Rights groups including Fight for the Future say the company must make end-to-end encryption the default for all conversations that happen on its platform.
"Meta has the ability to make end-to-end encryption the default for all of its messages, ensuring that no one but the message senders--not even people at Facebook or Instagram themselves--can access private conversations," Caitlin George, managing director of Fight for the Future, told The Verge.
"Until Meta gives up surveilling private messages and begins protecting its users with end-to-end encryption, it remains complicit in the surveillance and criminalization of pregnant people," George added.
The Burgess case gained national attention as reproductive justice and legal advocacy group If/When/How released a report on the criminalization of self-managed medication abortions, finding that although "only seven states historically criminalized self-managed abortion"--and only Nevada, South Carolina, and Oklahoma do now following a push by advocacy groups--"overzealous police and prosecutors have circumvented the law's parameters" in at least 26 states.

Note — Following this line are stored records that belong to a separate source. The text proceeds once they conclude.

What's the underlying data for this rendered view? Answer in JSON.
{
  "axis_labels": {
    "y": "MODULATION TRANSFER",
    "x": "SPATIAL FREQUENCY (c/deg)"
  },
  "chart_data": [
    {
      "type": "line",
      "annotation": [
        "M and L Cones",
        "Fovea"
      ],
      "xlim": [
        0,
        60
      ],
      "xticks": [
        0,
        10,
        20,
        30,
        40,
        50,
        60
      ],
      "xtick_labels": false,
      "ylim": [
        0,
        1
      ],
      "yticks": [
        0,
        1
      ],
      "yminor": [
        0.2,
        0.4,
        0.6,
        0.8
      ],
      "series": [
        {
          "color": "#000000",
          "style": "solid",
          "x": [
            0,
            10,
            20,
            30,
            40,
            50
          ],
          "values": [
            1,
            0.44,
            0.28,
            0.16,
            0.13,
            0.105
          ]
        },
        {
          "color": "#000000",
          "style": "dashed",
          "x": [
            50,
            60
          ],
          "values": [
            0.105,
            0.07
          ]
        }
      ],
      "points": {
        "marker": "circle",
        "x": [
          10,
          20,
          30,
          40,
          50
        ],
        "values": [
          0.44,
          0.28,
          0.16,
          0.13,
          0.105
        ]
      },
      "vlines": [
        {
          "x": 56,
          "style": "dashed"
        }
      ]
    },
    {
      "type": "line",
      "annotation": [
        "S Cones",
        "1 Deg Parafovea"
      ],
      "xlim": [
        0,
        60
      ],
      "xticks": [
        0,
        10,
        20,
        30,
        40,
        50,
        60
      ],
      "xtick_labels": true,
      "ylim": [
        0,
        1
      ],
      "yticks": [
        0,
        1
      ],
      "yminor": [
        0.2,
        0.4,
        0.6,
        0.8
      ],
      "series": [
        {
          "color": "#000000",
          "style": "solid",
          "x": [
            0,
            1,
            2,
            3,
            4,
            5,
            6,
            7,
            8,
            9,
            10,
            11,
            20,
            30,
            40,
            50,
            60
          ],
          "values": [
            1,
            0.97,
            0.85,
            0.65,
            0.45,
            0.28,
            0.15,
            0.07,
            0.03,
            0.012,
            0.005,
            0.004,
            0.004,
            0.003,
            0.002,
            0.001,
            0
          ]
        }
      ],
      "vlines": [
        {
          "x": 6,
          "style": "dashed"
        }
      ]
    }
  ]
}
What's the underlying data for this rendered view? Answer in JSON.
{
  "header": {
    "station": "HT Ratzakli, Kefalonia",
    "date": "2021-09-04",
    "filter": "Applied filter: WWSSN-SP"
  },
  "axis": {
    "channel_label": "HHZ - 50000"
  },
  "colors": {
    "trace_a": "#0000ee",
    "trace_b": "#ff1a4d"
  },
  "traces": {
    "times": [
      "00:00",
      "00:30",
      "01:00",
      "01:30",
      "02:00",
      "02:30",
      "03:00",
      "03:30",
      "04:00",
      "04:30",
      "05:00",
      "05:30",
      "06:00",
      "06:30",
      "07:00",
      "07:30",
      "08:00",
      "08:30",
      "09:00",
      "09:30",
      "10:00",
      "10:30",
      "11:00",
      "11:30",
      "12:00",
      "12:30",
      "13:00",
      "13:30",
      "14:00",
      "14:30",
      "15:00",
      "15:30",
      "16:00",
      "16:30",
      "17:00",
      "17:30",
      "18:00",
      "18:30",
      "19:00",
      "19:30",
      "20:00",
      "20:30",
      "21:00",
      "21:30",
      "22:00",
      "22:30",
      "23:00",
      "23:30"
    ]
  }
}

In 43% of the 61 cases If/When/How examined, police considered homicide or murder charges.
While "there has been a lot of focus on period tracker apps in recent months," wrote study co-author Laura Huss, "what we've seen is that even less sophisticated forms of data and technology--text messages and Google histories--were wielded as evidence in some of these cases."
As in the Burgess case, more than a quarter of cases were initially reported by an acquaintance.
"The fact remains that abortion stigma, perpetuated by abortion restrictions, leads to criminalization even when there is no authorizing statute," the report reads. "Isolating 21st Century criminalization lends insight into what the criminalization of abortion is likely to look like in a post-Roe America."